In a previous post, we presented several ideas to improve data loading into Redshift. Today we are going to discuss an approach for organizing data into Redshift that scales to billions of entries without affecting reading performance.
Resuming in few words the entire flow and requirements:
- Entries are copied from S3, several times per hour
- Entries represents a continuous data stream, that arrives almost sorted by their creation timestamp
- Queries hits both entries from the last days, but also from the last hours and usually are bounded in a time interval.
- For some queries, execution latency is very important.
With these in minds, we performed several tests with different sort keys and finally the best approach was to have sort key column represented by a timestamp.
But because performance is very important, we have to trigger the VACUUM command after almost each data import, affecting in that way the performance during its running. The solution in this case was to have distinct tables for a specific period of time (hour, day, week) and to unify them under a view.

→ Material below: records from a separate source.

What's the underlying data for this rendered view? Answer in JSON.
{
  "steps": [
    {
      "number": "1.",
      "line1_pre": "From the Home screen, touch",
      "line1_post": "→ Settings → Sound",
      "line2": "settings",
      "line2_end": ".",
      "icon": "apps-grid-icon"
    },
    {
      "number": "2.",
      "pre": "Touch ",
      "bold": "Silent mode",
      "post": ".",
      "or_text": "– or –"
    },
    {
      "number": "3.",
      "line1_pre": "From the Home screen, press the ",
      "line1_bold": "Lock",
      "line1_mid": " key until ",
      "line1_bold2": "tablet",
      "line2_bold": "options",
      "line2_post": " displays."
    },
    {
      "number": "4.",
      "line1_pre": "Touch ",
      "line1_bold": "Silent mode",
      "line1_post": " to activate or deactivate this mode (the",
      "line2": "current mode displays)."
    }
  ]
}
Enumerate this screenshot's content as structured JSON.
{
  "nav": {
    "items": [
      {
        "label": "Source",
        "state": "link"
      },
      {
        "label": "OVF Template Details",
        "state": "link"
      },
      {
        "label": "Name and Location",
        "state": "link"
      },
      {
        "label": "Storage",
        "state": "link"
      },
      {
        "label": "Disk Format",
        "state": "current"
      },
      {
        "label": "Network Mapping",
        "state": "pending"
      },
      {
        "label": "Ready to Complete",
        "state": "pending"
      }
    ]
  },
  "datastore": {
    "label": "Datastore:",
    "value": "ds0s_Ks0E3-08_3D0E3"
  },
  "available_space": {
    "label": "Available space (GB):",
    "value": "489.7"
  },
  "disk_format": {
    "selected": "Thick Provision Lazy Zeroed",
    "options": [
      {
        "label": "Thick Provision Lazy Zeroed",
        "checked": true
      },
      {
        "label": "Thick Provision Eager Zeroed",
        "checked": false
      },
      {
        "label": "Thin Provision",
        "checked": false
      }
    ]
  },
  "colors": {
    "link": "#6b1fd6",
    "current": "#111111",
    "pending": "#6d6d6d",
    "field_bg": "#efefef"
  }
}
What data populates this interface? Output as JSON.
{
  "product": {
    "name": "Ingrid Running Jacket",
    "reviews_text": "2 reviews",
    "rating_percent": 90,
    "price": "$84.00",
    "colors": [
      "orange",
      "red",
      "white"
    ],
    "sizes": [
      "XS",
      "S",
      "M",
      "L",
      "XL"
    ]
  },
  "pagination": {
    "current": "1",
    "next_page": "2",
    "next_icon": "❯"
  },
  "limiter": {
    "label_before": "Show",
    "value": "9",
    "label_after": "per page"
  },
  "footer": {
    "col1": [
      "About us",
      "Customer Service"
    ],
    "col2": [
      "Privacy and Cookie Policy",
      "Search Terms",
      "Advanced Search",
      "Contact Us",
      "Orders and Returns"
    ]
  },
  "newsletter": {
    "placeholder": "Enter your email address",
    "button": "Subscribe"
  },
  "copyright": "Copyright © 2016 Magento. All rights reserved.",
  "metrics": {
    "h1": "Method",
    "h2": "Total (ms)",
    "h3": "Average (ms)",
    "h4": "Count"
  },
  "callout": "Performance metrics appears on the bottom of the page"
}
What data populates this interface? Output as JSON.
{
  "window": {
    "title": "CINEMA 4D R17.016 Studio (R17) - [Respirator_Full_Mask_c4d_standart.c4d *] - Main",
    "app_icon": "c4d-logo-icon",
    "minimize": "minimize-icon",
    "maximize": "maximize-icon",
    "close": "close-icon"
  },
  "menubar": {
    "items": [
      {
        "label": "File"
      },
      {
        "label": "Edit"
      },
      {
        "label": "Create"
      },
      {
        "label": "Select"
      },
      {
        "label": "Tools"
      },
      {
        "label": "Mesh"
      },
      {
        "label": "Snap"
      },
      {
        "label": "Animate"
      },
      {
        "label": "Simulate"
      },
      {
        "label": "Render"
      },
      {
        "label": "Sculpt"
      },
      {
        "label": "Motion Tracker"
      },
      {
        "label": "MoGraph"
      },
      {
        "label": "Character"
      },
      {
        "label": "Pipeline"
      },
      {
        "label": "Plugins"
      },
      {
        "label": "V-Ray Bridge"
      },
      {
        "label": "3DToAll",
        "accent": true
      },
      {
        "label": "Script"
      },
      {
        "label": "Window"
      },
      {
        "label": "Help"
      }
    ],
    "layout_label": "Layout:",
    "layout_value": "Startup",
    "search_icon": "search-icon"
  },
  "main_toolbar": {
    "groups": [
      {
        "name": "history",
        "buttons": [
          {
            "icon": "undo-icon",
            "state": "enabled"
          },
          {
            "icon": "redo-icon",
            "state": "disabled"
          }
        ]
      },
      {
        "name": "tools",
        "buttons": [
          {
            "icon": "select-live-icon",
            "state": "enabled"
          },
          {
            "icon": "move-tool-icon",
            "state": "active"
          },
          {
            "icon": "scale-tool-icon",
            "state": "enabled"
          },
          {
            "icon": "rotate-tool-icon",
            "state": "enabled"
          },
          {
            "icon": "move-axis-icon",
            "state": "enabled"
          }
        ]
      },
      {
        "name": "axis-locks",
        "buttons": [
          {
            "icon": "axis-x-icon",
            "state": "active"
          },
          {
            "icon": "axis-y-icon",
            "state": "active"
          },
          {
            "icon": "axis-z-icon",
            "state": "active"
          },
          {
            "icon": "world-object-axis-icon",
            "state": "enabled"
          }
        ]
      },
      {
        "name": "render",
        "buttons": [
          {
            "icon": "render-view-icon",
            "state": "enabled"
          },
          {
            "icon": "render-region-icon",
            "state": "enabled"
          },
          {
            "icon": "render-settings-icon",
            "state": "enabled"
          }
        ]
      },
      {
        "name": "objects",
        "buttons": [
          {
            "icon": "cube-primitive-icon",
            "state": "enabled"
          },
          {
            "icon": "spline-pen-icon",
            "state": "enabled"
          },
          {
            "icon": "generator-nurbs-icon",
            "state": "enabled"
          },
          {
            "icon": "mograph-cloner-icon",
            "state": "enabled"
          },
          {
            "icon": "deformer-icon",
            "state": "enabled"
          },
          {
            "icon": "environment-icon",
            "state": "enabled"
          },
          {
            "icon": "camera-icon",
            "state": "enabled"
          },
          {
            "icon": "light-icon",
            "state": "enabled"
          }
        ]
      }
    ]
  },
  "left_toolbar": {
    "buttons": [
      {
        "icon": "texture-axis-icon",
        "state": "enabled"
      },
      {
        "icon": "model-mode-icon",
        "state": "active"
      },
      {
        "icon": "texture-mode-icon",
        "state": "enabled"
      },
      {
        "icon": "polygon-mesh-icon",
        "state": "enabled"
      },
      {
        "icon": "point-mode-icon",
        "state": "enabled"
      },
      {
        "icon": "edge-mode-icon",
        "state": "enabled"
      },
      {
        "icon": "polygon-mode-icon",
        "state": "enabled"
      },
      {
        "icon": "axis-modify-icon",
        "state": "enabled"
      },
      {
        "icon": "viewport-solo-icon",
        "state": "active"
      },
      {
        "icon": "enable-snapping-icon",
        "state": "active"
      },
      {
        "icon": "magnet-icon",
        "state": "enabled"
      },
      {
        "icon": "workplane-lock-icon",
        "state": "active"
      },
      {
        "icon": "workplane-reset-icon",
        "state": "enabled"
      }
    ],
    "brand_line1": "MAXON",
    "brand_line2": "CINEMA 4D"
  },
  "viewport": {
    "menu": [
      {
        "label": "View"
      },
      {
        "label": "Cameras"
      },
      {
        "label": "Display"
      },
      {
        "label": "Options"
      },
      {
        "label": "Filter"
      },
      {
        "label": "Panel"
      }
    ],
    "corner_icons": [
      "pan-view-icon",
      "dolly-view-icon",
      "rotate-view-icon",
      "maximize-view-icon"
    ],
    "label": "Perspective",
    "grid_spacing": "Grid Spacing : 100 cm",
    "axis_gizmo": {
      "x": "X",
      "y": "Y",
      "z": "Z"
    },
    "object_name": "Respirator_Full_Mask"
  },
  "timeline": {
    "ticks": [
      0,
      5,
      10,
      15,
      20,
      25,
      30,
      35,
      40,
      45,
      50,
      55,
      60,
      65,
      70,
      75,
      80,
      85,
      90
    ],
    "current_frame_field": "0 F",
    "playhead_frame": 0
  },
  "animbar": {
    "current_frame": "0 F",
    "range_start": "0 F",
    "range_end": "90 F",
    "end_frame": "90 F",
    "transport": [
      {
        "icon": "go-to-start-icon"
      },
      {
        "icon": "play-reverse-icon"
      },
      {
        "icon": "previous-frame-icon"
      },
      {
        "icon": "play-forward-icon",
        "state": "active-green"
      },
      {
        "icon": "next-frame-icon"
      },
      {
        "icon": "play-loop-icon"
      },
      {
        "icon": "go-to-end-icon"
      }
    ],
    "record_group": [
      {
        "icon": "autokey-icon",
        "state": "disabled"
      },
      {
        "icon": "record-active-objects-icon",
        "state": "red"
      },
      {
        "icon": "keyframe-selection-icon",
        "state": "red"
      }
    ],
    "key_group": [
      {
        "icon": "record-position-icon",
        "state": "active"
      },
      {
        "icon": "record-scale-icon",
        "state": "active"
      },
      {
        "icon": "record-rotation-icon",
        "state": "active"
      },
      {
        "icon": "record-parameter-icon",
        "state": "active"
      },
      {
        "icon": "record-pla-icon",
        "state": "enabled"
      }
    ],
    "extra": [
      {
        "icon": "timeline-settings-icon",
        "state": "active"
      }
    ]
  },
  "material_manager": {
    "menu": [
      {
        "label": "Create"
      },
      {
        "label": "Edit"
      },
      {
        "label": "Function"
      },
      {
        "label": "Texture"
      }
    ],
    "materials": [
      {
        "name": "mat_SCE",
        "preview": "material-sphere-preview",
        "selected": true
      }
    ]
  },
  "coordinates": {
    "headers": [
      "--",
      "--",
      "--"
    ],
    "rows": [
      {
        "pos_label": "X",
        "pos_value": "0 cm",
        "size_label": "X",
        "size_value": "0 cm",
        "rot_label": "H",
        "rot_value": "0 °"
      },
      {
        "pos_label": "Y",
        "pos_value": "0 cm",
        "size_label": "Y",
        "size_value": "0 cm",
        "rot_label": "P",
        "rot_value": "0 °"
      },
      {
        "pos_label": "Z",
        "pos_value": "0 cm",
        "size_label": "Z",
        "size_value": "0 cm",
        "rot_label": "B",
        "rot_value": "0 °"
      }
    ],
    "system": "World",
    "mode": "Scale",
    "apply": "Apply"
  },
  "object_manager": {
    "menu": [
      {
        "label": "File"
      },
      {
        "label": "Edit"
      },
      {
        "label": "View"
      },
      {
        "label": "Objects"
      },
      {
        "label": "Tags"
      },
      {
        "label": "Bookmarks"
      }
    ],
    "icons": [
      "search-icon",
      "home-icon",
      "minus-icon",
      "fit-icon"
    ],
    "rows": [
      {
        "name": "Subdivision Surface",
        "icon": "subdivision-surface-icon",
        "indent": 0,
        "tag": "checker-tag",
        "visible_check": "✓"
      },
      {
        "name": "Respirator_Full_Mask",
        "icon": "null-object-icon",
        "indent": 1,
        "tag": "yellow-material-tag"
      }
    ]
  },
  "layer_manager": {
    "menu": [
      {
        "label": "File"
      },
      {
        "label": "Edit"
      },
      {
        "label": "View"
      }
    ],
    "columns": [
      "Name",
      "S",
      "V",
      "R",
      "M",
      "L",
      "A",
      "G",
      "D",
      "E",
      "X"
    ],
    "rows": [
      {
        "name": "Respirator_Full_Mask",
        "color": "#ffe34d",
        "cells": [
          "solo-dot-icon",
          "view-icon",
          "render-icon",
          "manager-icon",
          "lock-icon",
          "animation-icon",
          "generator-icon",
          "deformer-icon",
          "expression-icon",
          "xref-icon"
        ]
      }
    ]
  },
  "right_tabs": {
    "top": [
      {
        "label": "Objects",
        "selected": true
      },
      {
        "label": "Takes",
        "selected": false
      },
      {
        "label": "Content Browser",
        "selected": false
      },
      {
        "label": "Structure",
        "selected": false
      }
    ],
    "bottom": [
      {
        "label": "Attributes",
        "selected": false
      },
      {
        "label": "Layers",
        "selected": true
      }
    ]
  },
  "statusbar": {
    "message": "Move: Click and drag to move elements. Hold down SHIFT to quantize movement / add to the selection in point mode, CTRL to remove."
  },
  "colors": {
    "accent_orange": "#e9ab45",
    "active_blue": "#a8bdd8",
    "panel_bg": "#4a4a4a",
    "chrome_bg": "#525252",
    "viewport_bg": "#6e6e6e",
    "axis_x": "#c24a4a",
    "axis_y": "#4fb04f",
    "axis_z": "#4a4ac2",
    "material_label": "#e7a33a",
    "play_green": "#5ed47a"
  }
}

This approach brings several concrete advantages:
- From all tables, only one is affected by data insertion
- Smaller tables, VACUUM operations complete faster
- Very easy to delete data by simple dropping a table and alter view
- Fetching data from the view works identically like fetching from a table that unifies all the small tables and our tests revealed that response time is identical.
The command for creating view will look like:
CREATE OR REPLACE view_name AS SELECT * from table1 UNION ALL SELECT * from table2 … UNION ALL SELECT * from table3
Additionally, this approach could be used to develop a solution to act as a sliding window over a period of time. Each time a table is a candidate for removing, it could be backed up into S3 (or even Glacier) and in case it is needed again, it could be loaded into Redshift.
Regarding limits of this solution, they are quite hard to hit: maximum number of tables per database is 9900 whereas for views there is no limit specified in the documentation.
The single disadvantage is the cost of to manage the view, but since all views in Redshift are not materialized, the operations are done instantly, since no data processing is involved.